Alonso Quijano, em meio às suas impossibilidades, crises pessoais e vivendo frente a um verdadeiro inferno pessoal, é aconselhado a se refugiar na loucura. Sendo louco, ninguém cobraria suas dívidas, o importunaria ou sequer levaria em consideração seus devaneios. Porém, para tanto, ele precisaria parecer louco. Nasce então o Cavaleiro errante Don Quijote de La Mancha. Em seu fim, após não concretizar nem mesmo em seu mundo inventado, o amor de sua Dulcinéia, após lutar contra moinhos de vento, caído ao chão, desolado, sem os dentes, seu fiel escudeiro o nomeia de Cavaleiro de Triste Figura. Naquele momento, Alonso Quijano sai de Don Quijote e se pergunta se a realidade é assim tão impossível de se viver, por pior que seja, ou se apesar de ter chegado ao ápice de sua loucura, não seria ela o lugar mais calmo, livre e seguro pra si.

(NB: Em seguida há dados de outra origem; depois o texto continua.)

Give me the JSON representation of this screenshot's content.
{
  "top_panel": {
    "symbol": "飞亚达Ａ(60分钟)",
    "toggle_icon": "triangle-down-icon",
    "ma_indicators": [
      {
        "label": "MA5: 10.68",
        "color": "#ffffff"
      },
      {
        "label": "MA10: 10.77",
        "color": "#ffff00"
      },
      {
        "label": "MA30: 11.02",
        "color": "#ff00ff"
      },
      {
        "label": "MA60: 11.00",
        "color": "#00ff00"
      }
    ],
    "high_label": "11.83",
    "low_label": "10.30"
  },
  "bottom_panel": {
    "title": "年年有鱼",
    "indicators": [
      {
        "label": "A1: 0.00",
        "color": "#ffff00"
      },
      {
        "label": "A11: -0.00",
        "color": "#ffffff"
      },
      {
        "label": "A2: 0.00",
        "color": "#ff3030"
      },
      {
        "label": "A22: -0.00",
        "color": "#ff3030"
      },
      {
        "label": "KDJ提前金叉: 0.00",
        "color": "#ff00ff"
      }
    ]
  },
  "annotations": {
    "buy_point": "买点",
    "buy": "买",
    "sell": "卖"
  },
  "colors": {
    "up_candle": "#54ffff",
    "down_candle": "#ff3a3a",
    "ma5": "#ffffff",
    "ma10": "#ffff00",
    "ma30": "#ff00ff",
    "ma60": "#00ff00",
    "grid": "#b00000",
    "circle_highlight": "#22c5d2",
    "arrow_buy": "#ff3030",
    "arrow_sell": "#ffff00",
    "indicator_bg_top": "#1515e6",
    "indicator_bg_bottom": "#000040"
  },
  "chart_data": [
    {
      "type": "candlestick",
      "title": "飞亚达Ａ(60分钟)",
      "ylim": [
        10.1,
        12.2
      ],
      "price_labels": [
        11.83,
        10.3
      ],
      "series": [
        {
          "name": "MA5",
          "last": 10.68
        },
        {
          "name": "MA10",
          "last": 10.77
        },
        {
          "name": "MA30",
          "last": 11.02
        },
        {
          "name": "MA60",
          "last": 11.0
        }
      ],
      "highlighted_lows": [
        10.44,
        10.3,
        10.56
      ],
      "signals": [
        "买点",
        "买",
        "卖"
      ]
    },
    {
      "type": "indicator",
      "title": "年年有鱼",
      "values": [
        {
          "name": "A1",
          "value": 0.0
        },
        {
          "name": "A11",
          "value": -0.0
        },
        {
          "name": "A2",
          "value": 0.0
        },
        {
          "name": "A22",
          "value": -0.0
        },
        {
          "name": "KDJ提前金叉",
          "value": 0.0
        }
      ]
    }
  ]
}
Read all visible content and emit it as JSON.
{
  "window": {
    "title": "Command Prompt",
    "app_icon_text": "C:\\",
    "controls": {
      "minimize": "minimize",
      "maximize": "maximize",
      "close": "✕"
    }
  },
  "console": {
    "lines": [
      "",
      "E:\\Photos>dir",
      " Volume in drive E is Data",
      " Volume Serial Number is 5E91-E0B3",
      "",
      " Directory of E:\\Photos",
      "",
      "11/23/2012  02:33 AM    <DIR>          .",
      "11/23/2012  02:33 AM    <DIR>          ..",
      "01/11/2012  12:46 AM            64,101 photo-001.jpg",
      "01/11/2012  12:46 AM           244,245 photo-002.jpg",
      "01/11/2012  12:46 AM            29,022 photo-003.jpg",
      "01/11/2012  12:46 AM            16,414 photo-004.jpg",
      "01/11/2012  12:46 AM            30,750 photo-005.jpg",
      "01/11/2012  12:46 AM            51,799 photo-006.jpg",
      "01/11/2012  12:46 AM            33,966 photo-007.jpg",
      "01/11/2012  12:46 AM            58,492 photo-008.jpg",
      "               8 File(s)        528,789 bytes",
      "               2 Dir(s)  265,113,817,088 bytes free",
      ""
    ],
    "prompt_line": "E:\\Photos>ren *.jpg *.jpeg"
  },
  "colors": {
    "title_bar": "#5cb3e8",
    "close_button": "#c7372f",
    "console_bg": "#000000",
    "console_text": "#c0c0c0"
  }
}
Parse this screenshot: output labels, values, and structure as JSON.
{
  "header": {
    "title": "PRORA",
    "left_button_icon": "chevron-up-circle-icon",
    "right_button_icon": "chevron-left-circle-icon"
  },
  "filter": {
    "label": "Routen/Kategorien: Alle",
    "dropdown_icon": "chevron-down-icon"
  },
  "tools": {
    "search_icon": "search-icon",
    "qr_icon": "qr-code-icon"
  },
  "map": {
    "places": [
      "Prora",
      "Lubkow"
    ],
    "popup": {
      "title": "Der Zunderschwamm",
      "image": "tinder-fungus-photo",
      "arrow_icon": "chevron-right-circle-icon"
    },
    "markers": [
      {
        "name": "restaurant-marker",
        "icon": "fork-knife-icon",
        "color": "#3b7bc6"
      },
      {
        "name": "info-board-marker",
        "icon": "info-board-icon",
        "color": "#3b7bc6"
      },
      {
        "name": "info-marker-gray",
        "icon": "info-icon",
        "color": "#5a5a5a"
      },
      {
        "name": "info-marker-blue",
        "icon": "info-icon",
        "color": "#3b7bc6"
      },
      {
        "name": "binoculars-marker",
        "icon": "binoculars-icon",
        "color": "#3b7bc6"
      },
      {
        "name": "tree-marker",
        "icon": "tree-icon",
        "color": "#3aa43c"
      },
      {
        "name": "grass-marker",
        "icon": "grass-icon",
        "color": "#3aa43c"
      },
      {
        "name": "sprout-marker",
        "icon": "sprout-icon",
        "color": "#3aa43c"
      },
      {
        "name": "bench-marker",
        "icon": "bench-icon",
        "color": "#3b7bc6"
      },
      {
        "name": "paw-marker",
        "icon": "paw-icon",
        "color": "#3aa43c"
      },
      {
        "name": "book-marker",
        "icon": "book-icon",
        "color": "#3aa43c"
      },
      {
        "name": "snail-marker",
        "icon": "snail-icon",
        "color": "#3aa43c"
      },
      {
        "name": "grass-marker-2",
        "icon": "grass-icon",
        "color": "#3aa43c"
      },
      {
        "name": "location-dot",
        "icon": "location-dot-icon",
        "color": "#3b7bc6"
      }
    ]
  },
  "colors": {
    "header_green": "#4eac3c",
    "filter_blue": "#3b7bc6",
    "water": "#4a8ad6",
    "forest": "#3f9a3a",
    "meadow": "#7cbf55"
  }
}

O que nos resta de lucidez é suficiente para nos auto definirmos sãos? Já se perguntou o que aconteceria se você se abstraisse de tudo à sua volta, chegasse a um estado de elevação espiritual tal a olhar pro mundo que você acha que construiu de cima pra baixo? Será que você voltaria pra ele ou subiria em uma nuvem cósmica e viajaria para uma outra galáxia, distante, desconhecida, virgem de você e de suas certezas? Jacques Lacan disse: “Penso onde não existo, logo existo onde não penso.”
O fato é que precisamos dos outros para definirmos a nós mesmos. Tipificamos o outro a todo tempo e o tempo todo, mas ao fazê-lo, ao invés de colocarmos o outro em um lugar, estamos na verdade nos aprisionando em um inconsciente de nós mesmos. O problema é que tudo que alimentamos, cresce, se fortalece e acaba nos devorando.
Sigamos lutando pela virtude de Don Quijote, com as dúvidas de Jacques Lacan, os conselhos de Sancho Panza na tentativa de escapar do hospício de Simão Bacamarte. Quem sabe a doçura da lucidez não nos falte um dia e tenhamos que provar doses entorpecedoras de loucura?
Por Mardonio Gomes, um cidadão comum.